Elements of Business Ethics

Instructor: Dr. Jan Garrett

This page was last updated November 2, 2001.

Contents

1. Contract Theory, applied to commercial exchange
2. Due Care Theory, applied to commercial exchange
3. Contract Theory, extended to employer-employee relations
4. Due Care Theory, extended to employer-employee relations
5. Responsibility

I. Theories of Fair Exchange--The Original Model

A. Contract theory:

  • applies to conditions of rough equality
  • centers on voluntary nature of deal-making
  • 1. Precontractual duties

    a. Duty to disclose nature of product/service

    b. Duty not to misrepresent nature of product/service

    Statements of seller include factors such as reliability, ease of maintenance, service life, and safety of the product. (More on these below.)

    If a contract is created, then these become promises that morally must be fulfilled.

    VIOLATION OF DUTY NOT TO MISREPRESENT IS "FRAUD."

    c. Duty not to "coerce" -- VIOLATION: "FORCE"

    Party superior in power must limit its ability to compel the other party to act contrary to its wishes.
    (Problem: Is it permissible to consciously persuade the other party to wish and thus to act contrary to its true needs?)

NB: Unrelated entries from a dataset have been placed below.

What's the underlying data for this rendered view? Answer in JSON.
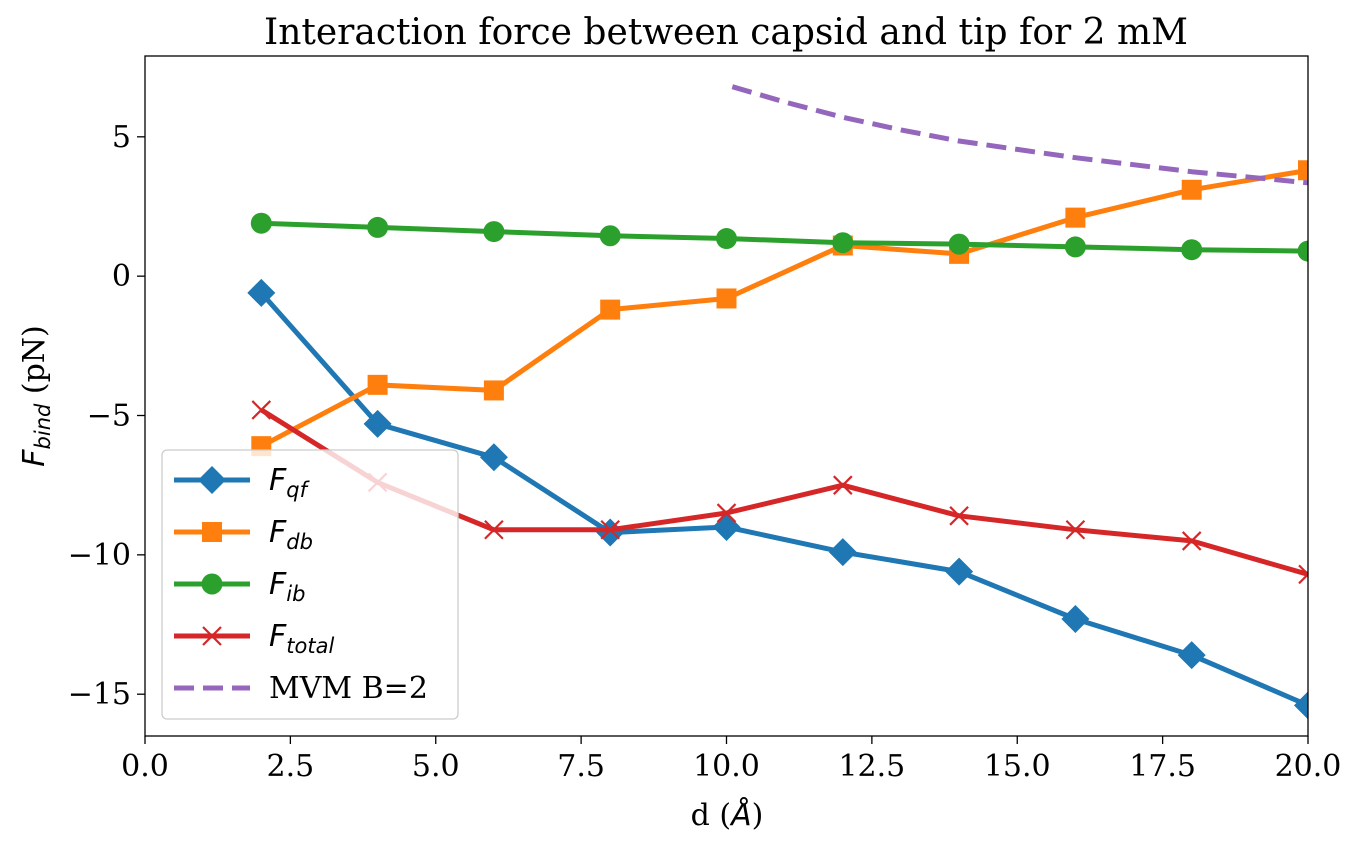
{
  "chart_data": {
    "type": "line",
    "title": "Interaction force between capsid and tip for 2 mM",
    "xlabel": {
      "main": "d (",
      "symbol": "Å",
      "close": ")"
    },
    "ylabel": {
      "symbol": "F",
      "sub": "bind",
      "rest": " (pN)"
    },
    "xlim": [
      0,
      20
    ],
    "ylim": [
      -16.5,
      7.9
    ],
    "xticks": [
      "0.0",
      "2.5",
      "5.0",
      "7.5",
      "10.0",
      "12.5",
      "15.0",
      "17.5",
      "20.0"
    ],
    "yticks": [
      "5",
      "0",
      "−5",
      "−10",
      "−15"
    ],
    "ytick_values": [
      5,
      0,
      -5,
      -10,
      -15
    ],
    "xtick_values": [
      0,
      2.5,
      5,
      7.5,
      10,
      12.5,
      15,
      17.5,
      20
    ],
    "grid": false,
    "legend_position": "lower-left",
    "series": [
      {
        "name": "F_qf",
        "label": {
          "base": "F",
          "sub": "qf"
        },
        "color": "#1f77b4",
        "marker": "diamond",
        "style": "solid",
        "x": [
          2,
          4,
          6,
          8,
          10,
          12,
          14,
          16,
          18,
          20
        ],
        "y": [
          -0.6,
          -5.3,
          -6.5,
          -9.2,
          -9.0,
          -9.9,
          -10.6,
          -12.3,
          -13.6,
          -15.4
        ]
      },
      {
        "name": "F_db",
        "label": {
          "base": "F",
          "sub": "db"
        },
        "color": "#ff7f0e",
        "marker": "square",
        "style": "solid",
        "x": [
          2,
          4,
          6,
          8,
          10,
          12,
          14,
          16,
          18,
          20
        ],
        "y": [
          -6.1,
          -3.9,
          -4.1,
          -1.2,
          -0.8,
          1.1,
          0.8,
          2.1,
          3.1,
          3.8
        ]
      },
      {
        "name": "F_ib",
        "label": {
          "base": "F",
          "sub": "ib"
        },
        "color": "#2ca02c",
        "marker": "circle",
        "style": "solid",
        "x": [
          2,
          4,
          6,
          8,
          10,
          12,
          14,
          16,
          18,
          20
        ],
        "y": [
          1.9,
          1.75,
          1.6,
          1.45,
          1.35,
          1.2,
          1.15,
          1.05,
          0.95,
          0.9
        ]
      },
      {
        "name": "F_total",
        "label": {
          "base": "F",
          "sub": "total"
        },
        "color": "#d62728",
        "marker": "x",
        "style": "solid",
        "x": [
          2,
          4,
          6,
          8,
          10,
          12,
          14,
          16,
          18,
          20
        ],
        "y": [
          -4.8,
          -7.4,
          -9.1,
          -9.1,
          -8.5,
          -7.5,
          -8.6,
          -9.1,
          -9.5,
          -10.7
        ]
      },
      {
        "name": "MVM B=2",
        "label": {
          "base": "MVM B=2",
          "sub": ""
        },
        "color": "#9467bd",
        "marker": "none",
        "style": "dashed",
        "x": [
          10.1,
          11,
          12,
          13,
          14,
          15,
          16,
          17,
          18,
          19,
          20
        ],
        "y": [
          6.8,
          6.25,
          5.7,
          5.25,
          4.85,
          4.55,
          4.25,
          4.0,
          3.75,
          3.55,
          3.35
        ]
      }
    ]
  }
}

    2. The duty to comply, involving dimensions including

  • reliability: probability that it will operate as buyer has been led to expect it will operate
  • service life: how long will it be useful?
  • maintainability: how easily serviced?
  • safety
    When is a product sufficiently safe?

  • all remaining risks are understood by consumer
  • consumers can judge their probability and severity
  • consumers voluntarily accept them
  • consumers can cope with them
  • VIOLATION OF DUTY TO COMPLY: BREACH OF CONTRACT
    B. Due care theory:
  • Applies in conditions of significant inequality.

  • Assumes that buyer lacks knowledge and resources of the seller and cannot easily acquire them

    Seller is obliged to meet normal contractual obligations but also look out for the well-being of the buyer--above all, to do no harm to the buyer's interests.

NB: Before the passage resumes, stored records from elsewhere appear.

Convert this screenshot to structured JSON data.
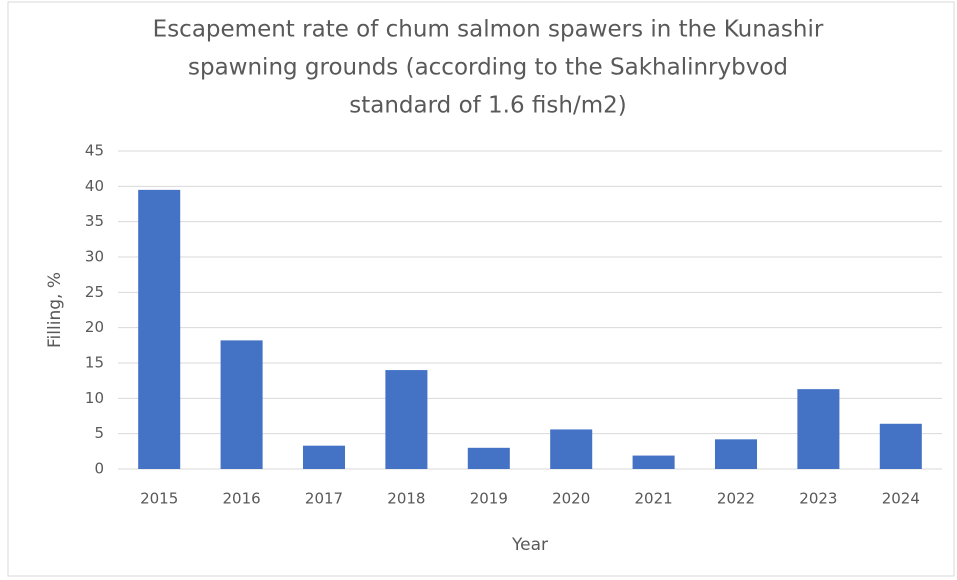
{
  "chart_data": {
    "type": "bar",
    "title": [
      "Escapement rate of chum salmon spawers in the Kunashir",
      "spawning grounds (according to the Sakhalinrybvod",
      "standard of 1.6 fish/m2)"
    ],
    "x_label": "Year",
    "y_label": "Filling, %",
    "categories": [
      "2015",
      "2016",
      "2017",
      "2018",
      "2019",
      "2020",
      "2021",
      "2022",
      "2023",
      "2024"
    ],
    "values": [
      39.5,
      18.2,
      3.3,
      14,
      3,
      5.6,
      1.9,
      4.2,
      11.3,
      6.4
    ],
    "color": "#4472c4",
    "ylim": [
      0,
      45
    ],
    "yticks": [
      0,
      5,
      10,
      15,
      20,
      25,
      30,
      35,
      40,
      45
    ],
    "grid": true
  }
}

    Primum non nocere: The primary thing is "do no harm"

    Caveat vendor (let the seller take care). Contrast with caveat emptor (let the buyer beware), which corresponds more closely to the Contract Theory

    Due care must be exercised in:

    1. design, testing, and production of the product
    2. informing the user of the risks associated with the product
    3. training, where necessary
    4. research, to improve safety of the product
    The Precautionary Principle extends due care to third parties and to the environment
    Novel technologies are assumed to be harbor risks until careful study shows that they do not.

    The more radical the innovation and the more extensive the proposed application of the novel technology, the more thorough the study required before use.

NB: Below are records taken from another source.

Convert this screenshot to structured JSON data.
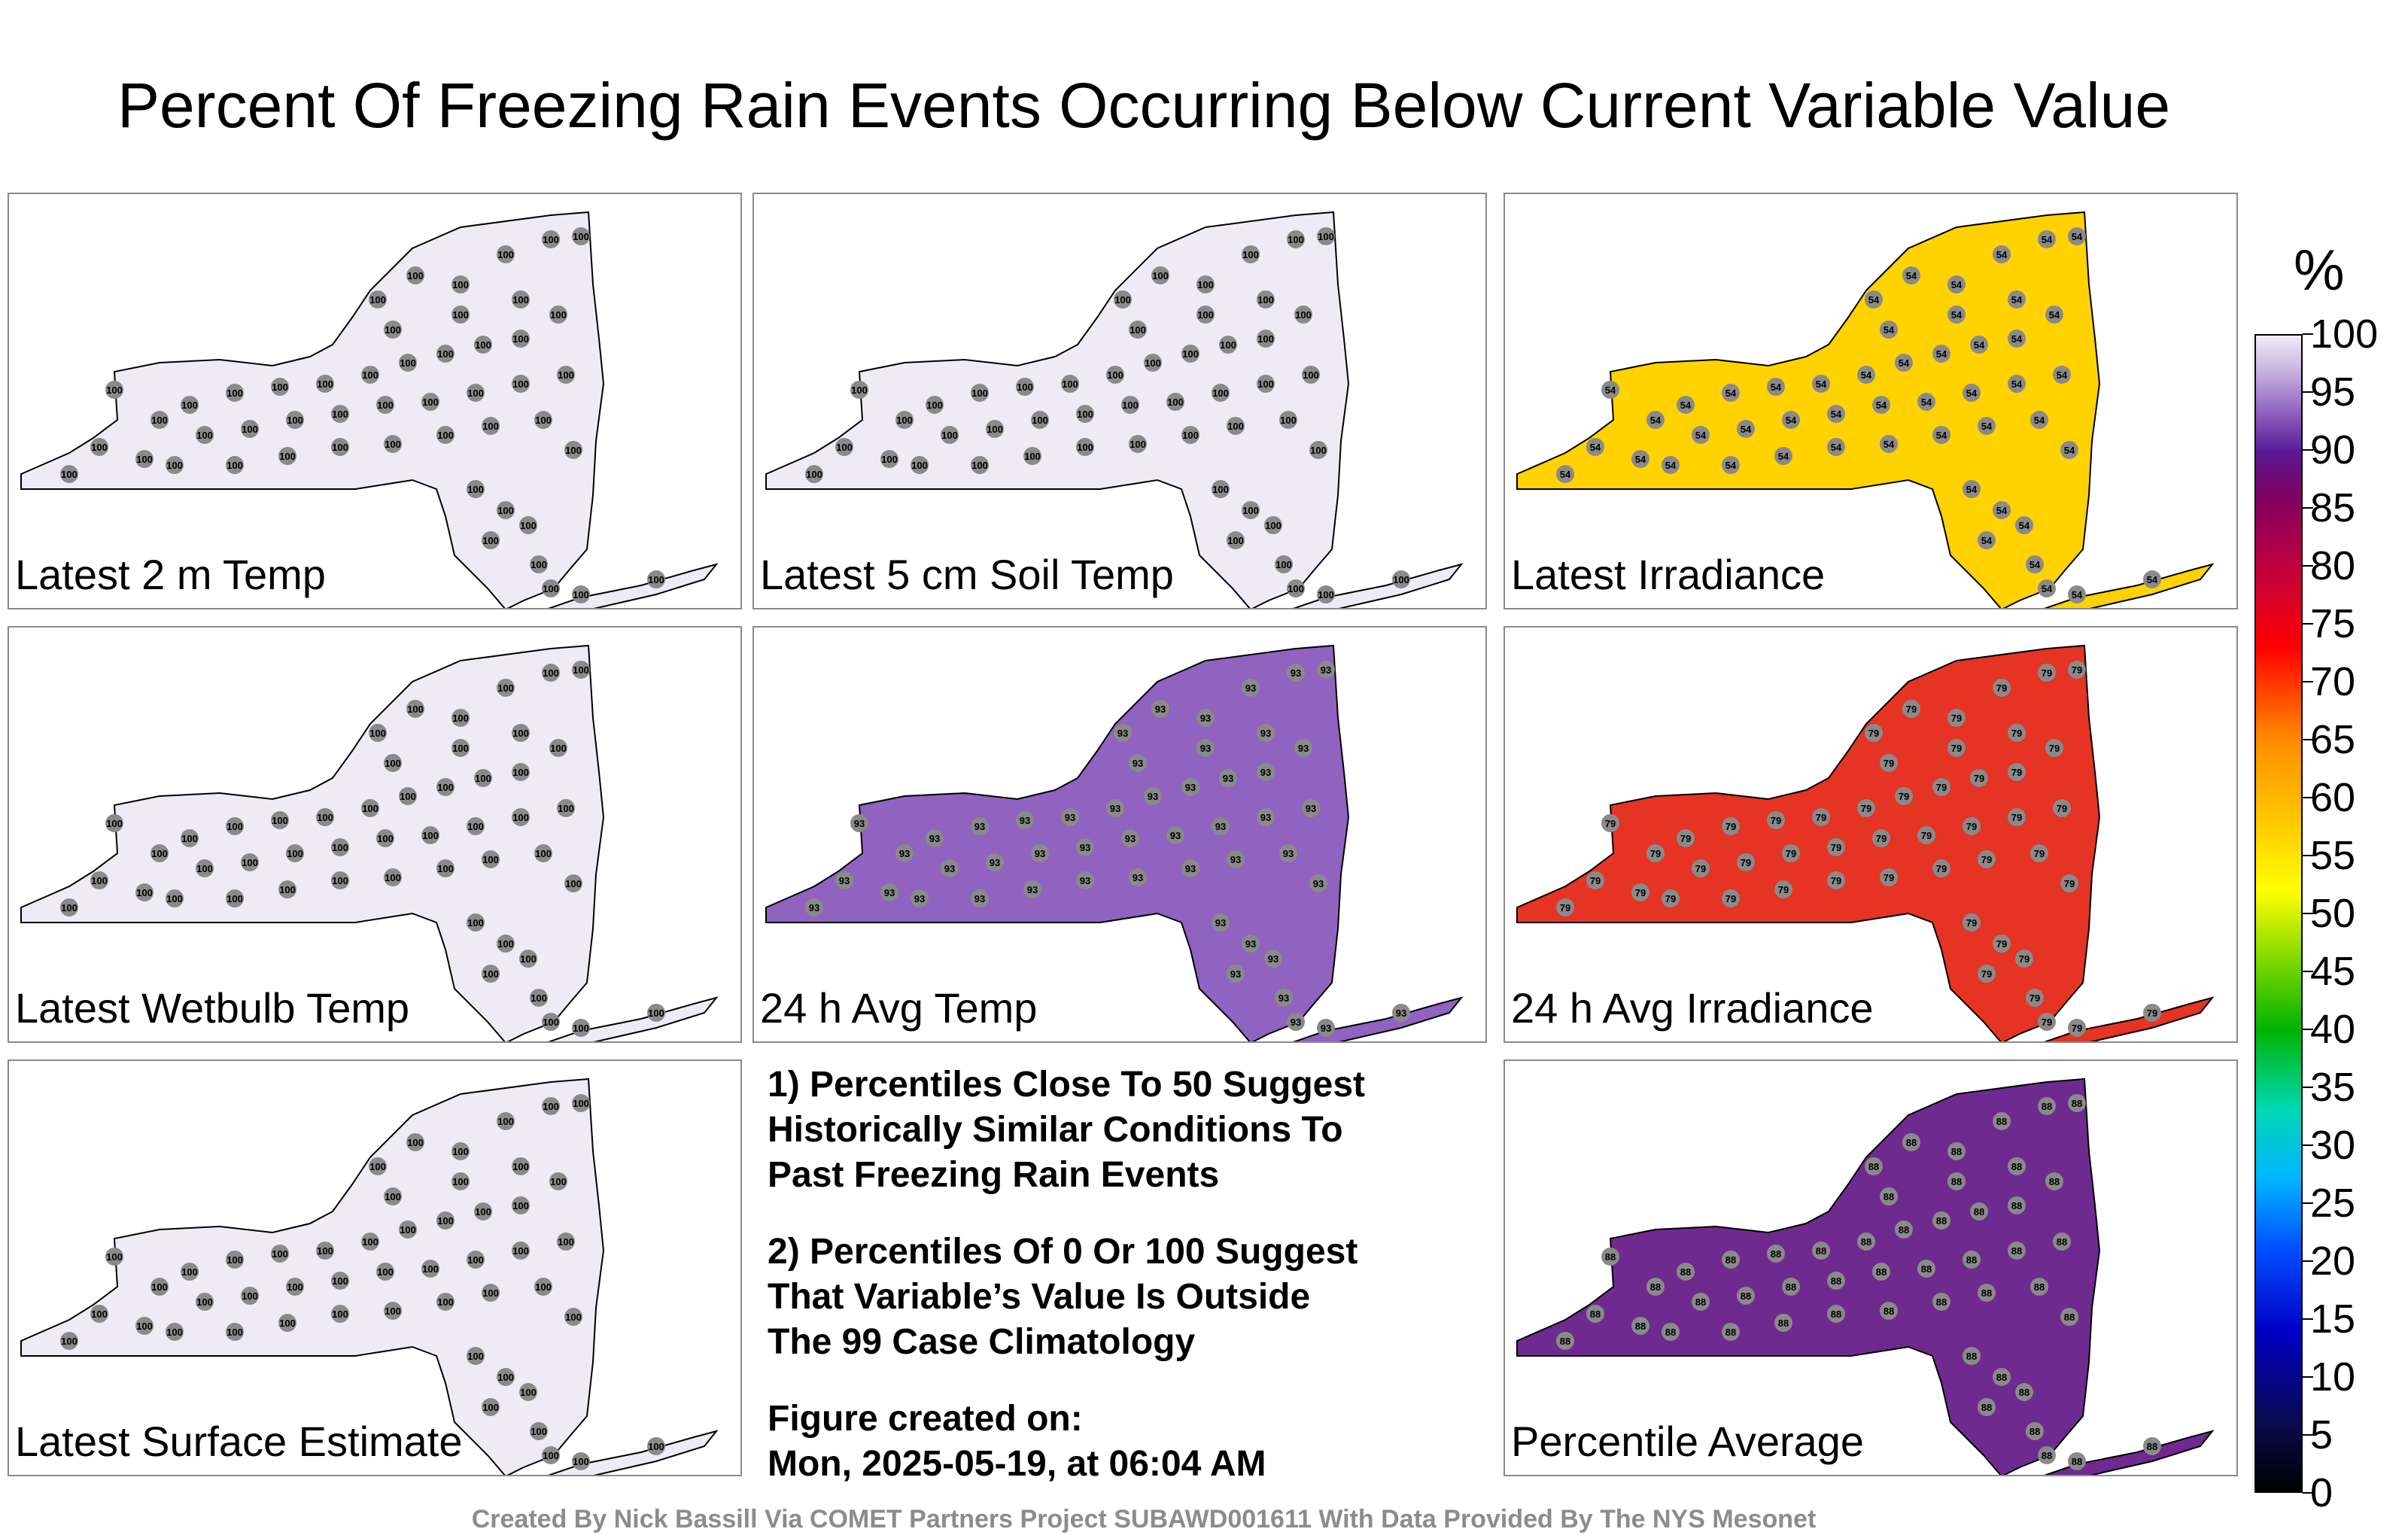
{
  "title": "Percent Of Freezing Rain Events Occurring Below Current Variable Value",
  "panels": [
    {
      "label": "Latest 2 m Temp",
      "fill": "#efebf5",
      "dots": 100
    },
    {
      "label": "Latest 5 cm Soil Temp",
      "fill": "#efebf5",
      "dots": 100
    },
    {
      "label": "Latest Irradiance",
      "fill": "#ffd200",
      "dots": 54
    },
    {
      "label": "Latest Wetbulb Temp",
      "fill": "#efebf5",
      "dots": 100
    },
    {
      "label": "24 h Avg Temp",
      "fill": "#8f63bf",
      "dots": 93
    },
    {
      "label": "24 h Avg Irradiance",
      "fill": "#e53324",
      "dots": 79
    },
    {
      "label": "Latest Surface Estimate",
      "fill": "#efebf5",
      "dots": 100
    },
    {
      "label": "Percentile Average",
      "fill": "#6f2a90",
      "dots": 88
    }
  ],
  "notes": [
    "1) Percentiles Close To 50 Suggest\nHistorically Similar Conditions To\nPast Freezing Rain Events",
    "2) Percentiles Of 0 Or 100 Suggest\nThat Variable’s Value Is Outside\nThe 99 Case Climatology"
  ],
  "created": "Figure created on:\nMon, 2025-05-19, at 06:04 AM",
  "footer": "Created By Nick Bassill Via COMET Partners Project SUBAWD001611 With Data Provided By The NYS Mesonet",
  "colorbar": {
    "unit": "%",
    "ticks": [
      "0",
      "5",
      "10",
      "15",
      "20",
      "25",
      "30",
      "35",
      "40",
      "45",
      "50",
      "55",
      "60",
      "65",
      "70",
      "75",
      "80",
      "85",
      "90",
      "95",
      "100"
    ],
    "colors": {
      "low": "#000000",
      "mid": "#ffff00",
      "high": "#f0ecf6"
    }
  }
}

    VIOLATION OF THE DUTY TO EXERCISE DUE CARE: NEGLIGENCE

  • II. Theories Extended to Employer-Employee Relations

    A. Situations of rough equality
    1. on employer's side:
    a. duty to disclose nature of job, on the job risks, chances for promotion, etc.
    b. duty not to misrepresent the above
    c. duty not to take advantage of economic desperation of workers
    d. duty to comply with promises made in employment negotiation
    2. on employee's side:
    a. duty to disclose relevant facts about employee
    b. duty not to misrepresent same
    c. duty not to take advantage of employer's desperate need for services only you can provide
    d. duty to comply with promises made
    B. Situations of significant inequality (employer's advantage)--duty to exercise due care (looking out for employee's interests)
    1. in design of the production process
    2. in the materials used
    3. in scheduling tasks, breaks, rest periods, etc.
    4. in providing income to meet the employee's needs
    5. in training the worker to meet dangers that can occur.

    III. Extended Variants of the Preceding Models

    IV. Responsibility

    A. Key meaning: condition of a being (person) to which (moral) praise or blame can be attributed.

    B. Moral praise/blame is distinguished, say, from technical praise/blame by the fact that moral p/b is measured by moral standards and technical p/b by technical standards.

    C. Excusing conditions--ignorance and inability (to do otherwise)

    BUT:

    Ignorance of principle does not normally excuse unimpaired moral agents: "Ignorance of the law is no excuse."

    Deliberate ignorance ("plausible deniability") does not excuse.

    D. Mitigating circumstances--These do not apply if the person wished a clearly evil act to succeed.
    1. duress--BUT the risk of losing one's promotion or profit margin does not normally count as duress

    2. smallness of the evil produced

    3. uncertainty that an evil will result

    4. smallness of the contribution to a joint act

    E. Joint/corporate actions
    1. definition: an action which requires the intentional cooperation of 2 or more human or corporate actors.

    2. responsibility: we are responsible (at least in part) for the results of corporate acts in which we participate if we anticipated or should have anticipated these results and could have done otherwise.